可以看到，启动函数就启动了几个后台进程，分别处理和监听特定的事件：

populateActualStateOfWorld
populateDesiredStateOfWorld
adc.reconciler.Run(stopCh)
一系列的informer InformerSynced{adc.podsSynced, adc.nodesSynced, adc.pvcsSynced, adc.pvsSynced}

AD controller究竟干了什么

可能你已经从上面看到了一些既熟悉又陌生的词，诸如desiredStateOfWorld，actualStateOfWorld，Reconciler，xxLister等等。

不要慌！下面来解释下

这里要解释清楚：

desiredStateOfWorld: 期望的世界状态，简称DSW，假设集群内新调度了一个Pod，此时要用到volume，Pod被分配到某节点NodeA上。
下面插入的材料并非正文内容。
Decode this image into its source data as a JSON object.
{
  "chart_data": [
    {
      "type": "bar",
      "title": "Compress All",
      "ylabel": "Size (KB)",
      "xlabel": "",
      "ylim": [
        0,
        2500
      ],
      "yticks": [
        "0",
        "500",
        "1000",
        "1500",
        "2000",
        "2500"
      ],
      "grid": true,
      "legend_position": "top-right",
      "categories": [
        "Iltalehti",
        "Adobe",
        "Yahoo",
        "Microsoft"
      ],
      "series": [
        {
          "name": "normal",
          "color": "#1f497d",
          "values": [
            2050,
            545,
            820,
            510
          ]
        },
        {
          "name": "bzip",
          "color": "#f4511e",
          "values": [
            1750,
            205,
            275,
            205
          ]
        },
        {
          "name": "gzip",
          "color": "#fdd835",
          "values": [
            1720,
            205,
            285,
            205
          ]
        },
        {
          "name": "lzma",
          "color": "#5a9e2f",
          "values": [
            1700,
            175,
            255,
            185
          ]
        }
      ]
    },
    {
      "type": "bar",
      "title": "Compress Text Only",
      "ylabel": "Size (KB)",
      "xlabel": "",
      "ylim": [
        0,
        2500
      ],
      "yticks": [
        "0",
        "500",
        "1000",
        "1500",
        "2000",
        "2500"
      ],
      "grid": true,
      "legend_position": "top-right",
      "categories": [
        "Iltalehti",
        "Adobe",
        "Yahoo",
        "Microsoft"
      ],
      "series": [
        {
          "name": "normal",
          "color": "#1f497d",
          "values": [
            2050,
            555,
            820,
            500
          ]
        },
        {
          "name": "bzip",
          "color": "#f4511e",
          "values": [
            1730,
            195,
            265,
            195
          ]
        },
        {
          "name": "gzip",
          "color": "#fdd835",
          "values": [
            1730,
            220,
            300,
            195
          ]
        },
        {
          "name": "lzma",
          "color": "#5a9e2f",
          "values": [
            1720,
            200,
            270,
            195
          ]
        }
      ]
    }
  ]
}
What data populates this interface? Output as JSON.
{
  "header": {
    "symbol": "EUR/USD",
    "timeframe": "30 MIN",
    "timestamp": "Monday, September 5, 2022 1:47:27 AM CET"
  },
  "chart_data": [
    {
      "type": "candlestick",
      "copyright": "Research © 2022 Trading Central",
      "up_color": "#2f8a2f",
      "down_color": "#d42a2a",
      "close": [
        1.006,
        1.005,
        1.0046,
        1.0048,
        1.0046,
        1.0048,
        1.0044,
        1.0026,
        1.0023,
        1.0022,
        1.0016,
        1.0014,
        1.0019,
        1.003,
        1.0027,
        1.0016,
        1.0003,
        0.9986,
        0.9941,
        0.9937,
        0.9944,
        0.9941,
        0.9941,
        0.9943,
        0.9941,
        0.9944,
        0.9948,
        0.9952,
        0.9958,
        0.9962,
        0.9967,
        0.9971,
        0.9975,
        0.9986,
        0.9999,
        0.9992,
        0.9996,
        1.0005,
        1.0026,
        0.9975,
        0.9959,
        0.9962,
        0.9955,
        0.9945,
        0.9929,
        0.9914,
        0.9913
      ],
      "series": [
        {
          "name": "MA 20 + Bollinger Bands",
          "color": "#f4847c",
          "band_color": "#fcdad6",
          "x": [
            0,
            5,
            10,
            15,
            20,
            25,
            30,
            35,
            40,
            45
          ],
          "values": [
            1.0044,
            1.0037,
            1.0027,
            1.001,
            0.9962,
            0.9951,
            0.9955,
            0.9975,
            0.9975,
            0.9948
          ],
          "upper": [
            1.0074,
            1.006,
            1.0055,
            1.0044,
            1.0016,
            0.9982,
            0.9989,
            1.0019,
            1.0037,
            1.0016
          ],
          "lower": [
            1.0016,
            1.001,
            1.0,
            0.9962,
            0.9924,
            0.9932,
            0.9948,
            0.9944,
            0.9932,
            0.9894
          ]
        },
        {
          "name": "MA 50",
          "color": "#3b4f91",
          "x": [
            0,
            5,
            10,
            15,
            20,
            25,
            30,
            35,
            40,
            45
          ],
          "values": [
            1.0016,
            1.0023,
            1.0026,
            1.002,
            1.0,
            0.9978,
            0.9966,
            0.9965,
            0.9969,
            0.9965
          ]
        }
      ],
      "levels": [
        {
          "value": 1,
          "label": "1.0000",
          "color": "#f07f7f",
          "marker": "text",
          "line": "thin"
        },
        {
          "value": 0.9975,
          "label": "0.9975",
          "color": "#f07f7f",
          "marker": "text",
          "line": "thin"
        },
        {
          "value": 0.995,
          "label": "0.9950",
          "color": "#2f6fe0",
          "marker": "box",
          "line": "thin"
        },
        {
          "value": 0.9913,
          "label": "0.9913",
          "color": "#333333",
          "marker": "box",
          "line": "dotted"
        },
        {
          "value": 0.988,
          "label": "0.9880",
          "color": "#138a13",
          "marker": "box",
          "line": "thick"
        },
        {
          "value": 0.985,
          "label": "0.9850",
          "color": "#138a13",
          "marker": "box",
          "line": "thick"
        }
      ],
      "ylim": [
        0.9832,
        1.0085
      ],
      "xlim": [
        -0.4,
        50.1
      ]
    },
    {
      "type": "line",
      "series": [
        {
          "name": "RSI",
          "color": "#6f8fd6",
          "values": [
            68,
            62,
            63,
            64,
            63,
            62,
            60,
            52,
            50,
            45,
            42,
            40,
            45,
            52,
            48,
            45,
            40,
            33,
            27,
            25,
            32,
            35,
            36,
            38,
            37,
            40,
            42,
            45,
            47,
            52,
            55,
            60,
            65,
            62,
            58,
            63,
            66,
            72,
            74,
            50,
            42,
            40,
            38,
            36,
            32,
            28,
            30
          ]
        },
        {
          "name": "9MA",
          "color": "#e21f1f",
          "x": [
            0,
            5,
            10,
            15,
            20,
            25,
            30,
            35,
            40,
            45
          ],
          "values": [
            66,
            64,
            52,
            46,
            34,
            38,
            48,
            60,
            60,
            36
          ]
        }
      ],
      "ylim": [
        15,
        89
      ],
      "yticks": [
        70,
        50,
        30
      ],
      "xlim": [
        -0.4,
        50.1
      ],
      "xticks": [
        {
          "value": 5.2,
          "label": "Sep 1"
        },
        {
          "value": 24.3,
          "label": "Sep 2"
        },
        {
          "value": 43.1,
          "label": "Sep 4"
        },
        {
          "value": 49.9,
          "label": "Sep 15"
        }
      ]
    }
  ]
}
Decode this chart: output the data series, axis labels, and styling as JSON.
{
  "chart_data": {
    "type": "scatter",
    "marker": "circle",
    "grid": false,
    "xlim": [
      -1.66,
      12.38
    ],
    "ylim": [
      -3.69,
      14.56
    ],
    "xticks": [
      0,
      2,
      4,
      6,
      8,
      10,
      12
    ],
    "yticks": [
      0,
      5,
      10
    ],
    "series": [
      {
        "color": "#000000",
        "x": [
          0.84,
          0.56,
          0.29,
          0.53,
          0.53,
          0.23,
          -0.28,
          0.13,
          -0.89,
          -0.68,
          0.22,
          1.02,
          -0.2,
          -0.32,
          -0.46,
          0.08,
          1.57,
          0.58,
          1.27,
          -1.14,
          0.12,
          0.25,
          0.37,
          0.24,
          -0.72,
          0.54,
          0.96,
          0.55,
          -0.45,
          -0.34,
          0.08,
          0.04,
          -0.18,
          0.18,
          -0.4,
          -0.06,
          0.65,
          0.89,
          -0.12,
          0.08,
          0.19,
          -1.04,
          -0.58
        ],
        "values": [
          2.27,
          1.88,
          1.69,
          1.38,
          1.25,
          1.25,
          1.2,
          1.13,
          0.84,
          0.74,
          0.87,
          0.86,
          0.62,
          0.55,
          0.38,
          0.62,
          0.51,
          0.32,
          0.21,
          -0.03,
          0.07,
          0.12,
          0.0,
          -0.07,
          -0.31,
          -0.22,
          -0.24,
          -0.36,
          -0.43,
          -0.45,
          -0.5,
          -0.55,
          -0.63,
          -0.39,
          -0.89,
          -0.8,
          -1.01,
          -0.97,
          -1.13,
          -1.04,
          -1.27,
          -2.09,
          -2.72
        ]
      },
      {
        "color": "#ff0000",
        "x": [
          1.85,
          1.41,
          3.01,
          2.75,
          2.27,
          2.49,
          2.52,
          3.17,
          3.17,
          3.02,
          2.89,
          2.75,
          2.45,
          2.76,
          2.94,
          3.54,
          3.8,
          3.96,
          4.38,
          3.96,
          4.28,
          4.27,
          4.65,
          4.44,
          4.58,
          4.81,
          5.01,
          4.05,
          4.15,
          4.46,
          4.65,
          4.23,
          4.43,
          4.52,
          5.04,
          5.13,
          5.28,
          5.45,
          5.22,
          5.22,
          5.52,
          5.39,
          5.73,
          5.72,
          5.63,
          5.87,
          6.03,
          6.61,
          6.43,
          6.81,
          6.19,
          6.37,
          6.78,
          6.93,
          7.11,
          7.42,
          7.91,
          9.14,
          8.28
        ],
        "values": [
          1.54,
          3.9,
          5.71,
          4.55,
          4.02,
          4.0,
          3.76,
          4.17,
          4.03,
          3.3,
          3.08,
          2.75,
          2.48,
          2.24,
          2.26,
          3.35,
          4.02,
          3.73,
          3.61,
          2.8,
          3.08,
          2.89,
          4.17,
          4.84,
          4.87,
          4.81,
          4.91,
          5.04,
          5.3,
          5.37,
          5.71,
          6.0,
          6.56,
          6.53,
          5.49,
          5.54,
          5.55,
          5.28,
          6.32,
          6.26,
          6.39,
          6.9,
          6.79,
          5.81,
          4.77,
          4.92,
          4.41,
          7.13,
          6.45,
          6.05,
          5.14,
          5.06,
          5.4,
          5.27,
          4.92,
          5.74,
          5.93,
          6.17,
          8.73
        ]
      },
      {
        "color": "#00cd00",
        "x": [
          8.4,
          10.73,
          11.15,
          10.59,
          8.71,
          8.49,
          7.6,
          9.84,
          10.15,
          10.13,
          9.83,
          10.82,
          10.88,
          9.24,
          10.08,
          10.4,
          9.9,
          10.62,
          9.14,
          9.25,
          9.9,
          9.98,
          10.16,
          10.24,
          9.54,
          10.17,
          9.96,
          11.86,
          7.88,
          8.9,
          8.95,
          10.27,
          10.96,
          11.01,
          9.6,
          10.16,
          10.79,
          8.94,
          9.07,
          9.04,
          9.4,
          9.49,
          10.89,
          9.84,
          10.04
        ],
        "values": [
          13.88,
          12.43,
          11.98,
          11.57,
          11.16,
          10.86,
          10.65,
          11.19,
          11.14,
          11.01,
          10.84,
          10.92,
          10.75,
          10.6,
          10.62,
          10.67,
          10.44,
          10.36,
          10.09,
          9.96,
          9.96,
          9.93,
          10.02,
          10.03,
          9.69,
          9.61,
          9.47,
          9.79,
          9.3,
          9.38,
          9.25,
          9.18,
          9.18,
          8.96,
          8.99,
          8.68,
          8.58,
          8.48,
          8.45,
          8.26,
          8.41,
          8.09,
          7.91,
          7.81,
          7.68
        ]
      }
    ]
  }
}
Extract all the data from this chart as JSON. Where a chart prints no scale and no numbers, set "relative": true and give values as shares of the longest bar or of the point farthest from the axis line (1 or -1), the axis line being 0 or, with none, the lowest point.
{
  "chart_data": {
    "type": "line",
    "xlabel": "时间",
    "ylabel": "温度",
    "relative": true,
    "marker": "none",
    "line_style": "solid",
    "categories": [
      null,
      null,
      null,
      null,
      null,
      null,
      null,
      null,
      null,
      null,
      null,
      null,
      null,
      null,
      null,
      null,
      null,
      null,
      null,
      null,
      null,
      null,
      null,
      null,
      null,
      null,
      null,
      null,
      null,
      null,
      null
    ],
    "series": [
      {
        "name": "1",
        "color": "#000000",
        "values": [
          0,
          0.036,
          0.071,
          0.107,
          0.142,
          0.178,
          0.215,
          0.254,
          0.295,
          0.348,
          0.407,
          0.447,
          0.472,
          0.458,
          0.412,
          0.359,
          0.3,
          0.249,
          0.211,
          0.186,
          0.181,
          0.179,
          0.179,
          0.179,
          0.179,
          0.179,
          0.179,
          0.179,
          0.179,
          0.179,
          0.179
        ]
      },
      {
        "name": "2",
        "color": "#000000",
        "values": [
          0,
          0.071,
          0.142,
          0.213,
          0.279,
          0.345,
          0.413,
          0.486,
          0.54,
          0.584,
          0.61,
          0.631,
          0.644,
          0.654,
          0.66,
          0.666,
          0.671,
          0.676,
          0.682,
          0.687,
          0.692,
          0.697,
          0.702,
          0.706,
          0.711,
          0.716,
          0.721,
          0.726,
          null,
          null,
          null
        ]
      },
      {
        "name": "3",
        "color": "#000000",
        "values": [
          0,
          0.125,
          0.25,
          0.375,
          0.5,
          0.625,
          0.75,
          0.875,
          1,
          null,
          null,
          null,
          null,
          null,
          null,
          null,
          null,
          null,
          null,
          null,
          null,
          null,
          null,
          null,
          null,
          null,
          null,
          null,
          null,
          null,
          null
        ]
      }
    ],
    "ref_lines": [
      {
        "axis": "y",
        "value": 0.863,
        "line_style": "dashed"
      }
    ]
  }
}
此时，对于AD controller来说，他期望的世界应该是节点NodeA应该有被分配的volume在准备被这个Pod挂载。

它的结构大概是这样的（部分）：

//DSW（desiredStateOfWorld） ---期望世界状态
//Nodes--Volumes--Pod
{
    "nodesManaged🏀":[
        //some Node
        {
            "nodeName":"aNode",
            "volumesToAttach🛢":[
                //some volume should attach this node
                {
                    "volName":"someVol",
                    "scheduledPods":[], //somepods
                    "spec":{}
                },
                {
                    "volName":"someVol2",
                    "scheduledPods":[], //somepods
                    "spec":{}
                },
            ]
        },
        {
            "nodeName":"bNode",
            "volumesToAttach":[
            ]
        }
    ],
    "others":{},
    "volumePluginMgr":{}
}

actualStateOfWorld: 实际世界状态，简称ASW，即此时volume实际管理状态。不管什么时候，调度完成也好正在调度也好，AD controller 进行同步得到了集群真实的状态。实际状态未必是和期望状态一样，比如实际状态Node上有刚调度过来的Pod，但是还没有相应已经attached状态的volume

它的结构大概是这样的（部分):

//ASW（actualStateOfWorld） --实际世界状态
{
    "attachVolumes🛢":[
        //volumeObj1
        {
            "volumeName":"volName",
            "nodeAttachedTo🏀":[
                {
                    "nodeName":"aNode",
                    "MountByNode":true,
                },
                {
                    "nodeName":"bNode",
                    "MountByNode":true,
                }
            ]
        },
        //volumeObj2
        { ...},
    ],
    "others":{}
}

AD controller会维护一份内存缓存，里面包含了一些它掌管的volume，比如需要attach和detach的卷，除此之外，这些volume的缓存信息中还应该卷名以及他们所被调度的node信息，同样的，node信息又包含了调度在它上面的pod信息，并引用其中的volume。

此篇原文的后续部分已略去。